An oak tree grown from an acorn flown over from Perth, Australia has been planted in the grounds of the University of Hull.
The tree was the last to be put in the ground of six oaks germinated from acorns sent over from Tranby House, which was built by some of the first settlers to Western Australia.
The acorns came from two giant oaks which were planted at Tranby House using acorns taken over from East Yorkshire by the early settlers from this area.
Tranby House was named after the ship which took the settlers from this region to settle Western Australia.
The Tranby sailed from the dock which is now Queen’s Gardens in September 1829. The vessel carried 39 passengers and 14 crew, as well as farm animals and all their agricultural equipment.
Eight months later, the Tranby docked at Gages Road on the mouth of the Swan River where some of the first settlers to Western Australia unloaded their worldly belongings.
They also carried acorns, brought from back home.
The majority of settlers stayed on the Swan River in a place called Peninsula.
One of these was the Hardey family, who built a farmhouse and worked the land. They named their home after the boat which brought them to Australia.
Within the grounds of Tranby House, they planted two acorns which grew into great oak trees.
Today Tranby House still exists and is one of the oldest houses in Western Australia. It is now owned and looked after by the National Trust for Western Australia.
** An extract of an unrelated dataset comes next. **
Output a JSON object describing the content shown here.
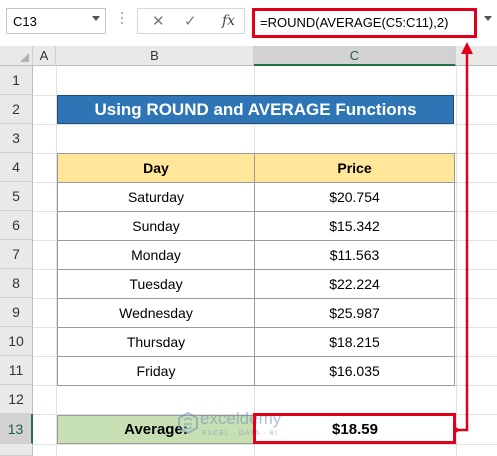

The story of the early settlers to Western Australia formed chapter in a series of short accounts of Hull and East Yorkshire’s historic global links pulled together by Dr Robb Robinson, Honorary Research Fellow at the University of Hull, in a collection called Far Horizons, From Hull to the Ends of the Earth.
The collection was housed on a website of the same name where a couple in Western Australia, Chris and Geoff Ellis, read the story and contacted Dr Robinson.